As you know, each year I follow the excellent initiative of my predecessor and read out the names of some of the fallen from this school. Mr Moule started this about 10 years ago; I have two opportunities annually to read them out alphabetically, in Chapel and in here; after 10 years we have only reached the letter P in the list of those OBs who fell in the First World War. Most people are understandably horrified by the youth of these men, many only a year or two older than you. However, yesterday in Chapel, I was also amazed at the sheer range of age. Brigadier-General Brian Phillpotts, for example, was 46 years old when he died in France in 1916, and Lieutenant-Colonel John Puckle was 47 years old when he drowned in 1917. They could have had sons fighting.

Today’s story involves Lieutenant-Colonel John McCrae, a Canadian doctor, who had served in the Boer War and then signed up for the First World War when he was also in his forties. He could have joined as an out and out medic, but in fact joined a fighting unit as a gunner and medical officer; he fought, most famously, in a region of Belgium called Flanders, and took part there in the Battle of Ypres. When I read the names of the fallen in a moment, you will hear that many OBs died along that stretch of land, alongside about a quarter of a million others, in just a couple of months. McRae, who had seen a lot of active service, described this awful Battle of Ypres as a nightmare to his mother in one of his letters home. He wrote that “for seventeen days and seventeen nights none of us have had our clothes off, nor our boots even, except occasionally. In all that time while I was awake, gunfire and rifle fire never ceased for sixty seconds… and behind it all was the constant background of the sights of the dead, the wounded, the maimed, and a terrible anxiety lest the line should give way.” That last bit, “a terrible anxiety lest the line should give way” shows quite what a patriotic and professional soldier he was. Amid all the carnage, he had a job to do.

McCrae’s most famous contribution to the war, however, as many of you will know, came about through the unlikely medium of poetry, and in particular one poem that he wrote at the height of that awful battle of Ypres, just after he had buried one of his closest friends. I am going to read it to you, and I want you all to look it up this evening. It became one of the most famous poems of the war, and a national emblem of Canada, where it has, even recently, appeared on $10 notes. As I read it, I want you to notice that it falls into two distinct parts – the first seeks to line up the everyday beauty of life, of nature, against the brutality and finality of war. See the flowers; hear the birds. The second, perhaps disturbingly, calls his countrymen to join them in the battle; this is a call to arms, despite (or because of) the fact that it is a poem written from the perspective of the dead men – and particularly from the standpoint of his friend, whom McCrae has just buried. Here it is. It is only short.

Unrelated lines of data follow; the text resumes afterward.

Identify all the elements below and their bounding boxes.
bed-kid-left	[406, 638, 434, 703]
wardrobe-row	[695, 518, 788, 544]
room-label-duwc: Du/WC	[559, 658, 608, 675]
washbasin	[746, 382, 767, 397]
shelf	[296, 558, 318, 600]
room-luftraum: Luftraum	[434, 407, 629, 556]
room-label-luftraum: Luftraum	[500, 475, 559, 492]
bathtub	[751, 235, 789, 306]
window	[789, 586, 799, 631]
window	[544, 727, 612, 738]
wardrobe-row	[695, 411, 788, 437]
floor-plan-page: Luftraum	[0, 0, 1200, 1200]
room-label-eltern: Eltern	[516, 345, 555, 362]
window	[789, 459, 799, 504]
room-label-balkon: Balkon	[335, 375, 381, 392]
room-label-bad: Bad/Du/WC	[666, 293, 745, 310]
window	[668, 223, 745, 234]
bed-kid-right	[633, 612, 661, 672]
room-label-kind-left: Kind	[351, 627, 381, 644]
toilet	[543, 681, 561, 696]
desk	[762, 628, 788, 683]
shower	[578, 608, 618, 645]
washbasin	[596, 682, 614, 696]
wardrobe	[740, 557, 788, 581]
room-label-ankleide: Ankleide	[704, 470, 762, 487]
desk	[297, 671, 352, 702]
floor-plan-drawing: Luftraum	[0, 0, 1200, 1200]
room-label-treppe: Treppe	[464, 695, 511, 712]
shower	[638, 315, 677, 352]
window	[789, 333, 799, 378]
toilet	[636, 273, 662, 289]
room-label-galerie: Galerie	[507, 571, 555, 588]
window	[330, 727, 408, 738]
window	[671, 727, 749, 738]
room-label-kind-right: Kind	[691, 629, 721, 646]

 In Flanders fields the poppies grow
Between the crosses, row on row,
  That mark our place; and in the sky
  The larks, still bravely singing, fly
Scarce heard amid the guns below.

We are the Dead. Short days ago
We lived, felt dawn, saw sunset glow,
  Loved and were loved, and now we lie
      In Flanders fields.

Take up our quarrel with the foe:
To you from failing hands we throw
  The torch; be yours to hold it high.
  If ye break faith with us who die
We shall not sleep, though poppies grow
      In Flanders fields.

It is remarkable that McCrae wrote this in response to his friend’s death. War is awful, he seems to say, but get out here and do your bit – I do not want my friend’s death to be in vain. We had nice lives only recently – we loved and were loved – don’t break faith with us. This must be a battle worth fighting. Sure enough, this poem became a rallying cry for those back home; it was published shortly after it was written and it appeared on banners aiming to gather new recruits. It also signalled the start of our tradition of wearing poppies today – well done to you all for wearing one. For many years before McCrae’s poem, soldiers had noticed poppies growing in areas of war, and around the graves of their friends. Poppies apparently particularly like growing in soil with a heavy lime content and the churning of the land caused by massive shell explosions allows it to flourish. It was McCrae’s poem, however, which developed our tradition. They are still seen as symbols not only of remembrance, but also of hope, as they grow and flourish in the most terrible of circumstances – as in fact did the poem you have just heard and the hymn you are about to sing. 

McCrae died of pneumonia towards the end of the War. He had the great distinction of not only being forever remembered himself, but also inspiring an act of remembrance for all his friends and fellows forever more. Do make sure that you look him up later.